LEG Immobilien SE stock (DE000LEG1110): Q1 AFFO drops 6% despite rent growth
13.05.2026 - 19:37:42 | ad-hoc-news.deLEG Immobilien SE released its first-quarter 2026 financial results on May 13, 2026, showing a 6% decline in adjusted Funds From Operations (AFFO) to 58.6 million euros despite stable rental growth. Net cold rent increased 3.3% year-over-year to 237.1 million euros, driven by higher occupancy and indexation. The company, which manages over 166,300 rental units in Germany, confirmed its full-year guidance amid ongoing investments. Finanznachrichten.de as of 05/13/2026. Deutsche Boerse as of 05/13/2026.
As of: 13.05.2026
By the editorial team – specialized in equity coverage.
At a glance
- Name: LEG Immobilien SE
- Sector/industry: Real estate / Residential rental
- Headquarters/country: Germany
- Core markets: Germany
- Key revenue drivers: Rental income from apartments
- Home exchange/listing venue: Frankfurt (MDAX)
- Trading currency: EUR
Official source
For first-hand information on LEG Immobilien SE, visit the company’s official website.
Go to the official websiteLEG Immobilien SE: core business model
LEG Immobilien SE focuses on residential real estate in Germany, owning and managing around 166,300 rental apartments primarily in North Rhine-Westphalia, Hesse and Rhineland-Palatinate. The company generates stable recurring revenue through long-term rental contracts, benefiting from Germany's tight housing market. Its strategy emphasizes modernization investments to boost rents and occupancy. Marketscreener as of 05/13/2026.
Main revenue and product drivers for LEG Immobilien SE
Rental income forms the core of LEG Immobilien SE's revenue, with net cold rent reaching 237.1 million euros in Q1 2026, up 3.3% from the prior year. Like-for-like rent growth remained stable at around 3%, supported by annual indexations and new leases. Modernization programs on older properties drive additional upside, though they increase short-term costs. The portfolio's high occupancy rate above 97% underscores demand resilience.

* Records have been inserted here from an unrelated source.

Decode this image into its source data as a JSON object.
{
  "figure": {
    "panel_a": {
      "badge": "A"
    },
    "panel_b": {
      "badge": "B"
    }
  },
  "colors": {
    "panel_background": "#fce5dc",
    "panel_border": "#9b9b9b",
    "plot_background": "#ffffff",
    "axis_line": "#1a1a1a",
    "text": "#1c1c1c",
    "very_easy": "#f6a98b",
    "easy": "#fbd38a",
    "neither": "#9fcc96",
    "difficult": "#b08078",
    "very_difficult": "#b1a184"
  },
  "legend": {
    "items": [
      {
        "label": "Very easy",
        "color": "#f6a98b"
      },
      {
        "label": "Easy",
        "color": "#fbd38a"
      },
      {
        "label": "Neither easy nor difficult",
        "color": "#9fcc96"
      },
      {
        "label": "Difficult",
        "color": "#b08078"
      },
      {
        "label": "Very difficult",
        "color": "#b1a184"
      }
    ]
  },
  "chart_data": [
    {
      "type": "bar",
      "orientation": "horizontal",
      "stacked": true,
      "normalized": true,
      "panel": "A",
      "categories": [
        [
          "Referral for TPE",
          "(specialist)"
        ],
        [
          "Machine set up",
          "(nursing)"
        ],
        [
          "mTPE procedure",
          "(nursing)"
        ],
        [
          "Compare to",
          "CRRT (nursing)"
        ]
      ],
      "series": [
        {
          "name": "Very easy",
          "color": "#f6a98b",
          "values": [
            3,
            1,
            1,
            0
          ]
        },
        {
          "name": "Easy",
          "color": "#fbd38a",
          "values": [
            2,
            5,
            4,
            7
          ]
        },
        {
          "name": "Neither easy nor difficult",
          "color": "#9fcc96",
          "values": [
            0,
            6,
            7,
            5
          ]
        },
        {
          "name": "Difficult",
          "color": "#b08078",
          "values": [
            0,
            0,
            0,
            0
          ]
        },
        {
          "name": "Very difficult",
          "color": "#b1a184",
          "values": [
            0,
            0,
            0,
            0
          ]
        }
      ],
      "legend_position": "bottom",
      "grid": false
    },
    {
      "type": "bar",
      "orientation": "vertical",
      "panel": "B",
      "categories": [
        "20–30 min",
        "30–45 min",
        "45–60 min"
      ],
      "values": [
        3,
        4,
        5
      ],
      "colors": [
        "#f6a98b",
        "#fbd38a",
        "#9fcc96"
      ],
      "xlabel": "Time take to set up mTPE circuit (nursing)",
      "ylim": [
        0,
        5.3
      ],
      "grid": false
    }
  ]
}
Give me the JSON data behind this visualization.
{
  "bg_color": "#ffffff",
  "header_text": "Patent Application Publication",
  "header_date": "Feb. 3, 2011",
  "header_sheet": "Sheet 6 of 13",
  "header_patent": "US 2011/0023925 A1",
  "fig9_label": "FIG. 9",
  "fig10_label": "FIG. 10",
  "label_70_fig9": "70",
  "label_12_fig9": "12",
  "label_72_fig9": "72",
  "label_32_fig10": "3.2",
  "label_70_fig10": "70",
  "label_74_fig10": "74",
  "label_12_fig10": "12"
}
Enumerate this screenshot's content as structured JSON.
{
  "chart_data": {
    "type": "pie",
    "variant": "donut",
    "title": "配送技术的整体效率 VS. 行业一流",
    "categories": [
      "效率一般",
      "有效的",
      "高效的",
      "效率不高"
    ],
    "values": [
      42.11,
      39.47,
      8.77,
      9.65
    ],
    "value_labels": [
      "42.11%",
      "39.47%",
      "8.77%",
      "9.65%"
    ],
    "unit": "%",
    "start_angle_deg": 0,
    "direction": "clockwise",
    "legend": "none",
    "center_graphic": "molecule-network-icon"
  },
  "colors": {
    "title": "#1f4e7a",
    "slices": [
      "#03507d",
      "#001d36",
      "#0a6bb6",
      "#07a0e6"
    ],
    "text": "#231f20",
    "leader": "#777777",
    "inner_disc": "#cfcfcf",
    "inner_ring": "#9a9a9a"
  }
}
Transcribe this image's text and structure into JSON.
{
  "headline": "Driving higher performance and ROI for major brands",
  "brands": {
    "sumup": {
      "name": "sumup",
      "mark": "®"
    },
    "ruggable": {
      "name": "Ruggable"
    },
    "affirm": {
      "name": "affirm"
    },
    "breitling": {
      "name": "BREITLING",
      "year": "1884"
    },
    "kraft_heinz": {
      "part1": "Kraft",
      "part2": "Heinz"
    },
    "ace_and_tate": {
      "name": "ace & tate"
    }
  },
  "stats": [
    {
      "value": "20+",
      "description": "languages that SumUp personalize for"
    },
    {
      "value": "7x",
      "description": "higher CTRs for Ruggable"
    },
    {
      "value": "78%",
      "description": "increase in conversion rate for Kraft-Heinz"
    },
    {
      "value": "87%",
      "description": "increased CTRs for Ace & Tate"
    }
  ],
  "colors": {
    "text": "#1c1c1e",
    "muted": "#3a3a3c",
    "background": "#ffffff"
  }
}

Industry trends and competitive position
Germany's residential real estate sector faces supply shortages and rising construction costs, favoring established owners like LEG Immobilien SE. The company holds a strong position in attractive urban and suburban locations, with low vacancy risks. Regulatory rent controls pose challenges, but index-linked increases provide inflation protection. Peers in the MDAX real estate index show similar dynamics.
Why LEG Immobilien SE matters for US investors
LEG Immobilien SE offers US investors exposure to Europe's largest economy through its MDAX listing, accessible via ADRs or international brokers. Germany's housing shortage mirrors US trends in select markets, making it a proxy for stable income real estate amid interest rate shifts. The stock's 39% upside to average analyst targets of 81.36 euros adds appeal for yield-focused portfolios.
Read more
Additional news and developments on the stock can be explored via the linked overview pages.
Conclusion
LEG Immobilien SE delivered a solid Q1 2026 start with rent growth offsetting investment costs, while reaffirming its annual targets. The company's focus on portfolio modernization positions it well in a supply-constrained market. Investors will watch housing policy changes and rate developments for further impact. Trading around 58 euros recently, the stock reflects balanced fundamentals.
Disclaimer: This article does not constitute investment advice. Stocks are volatile financial instruments.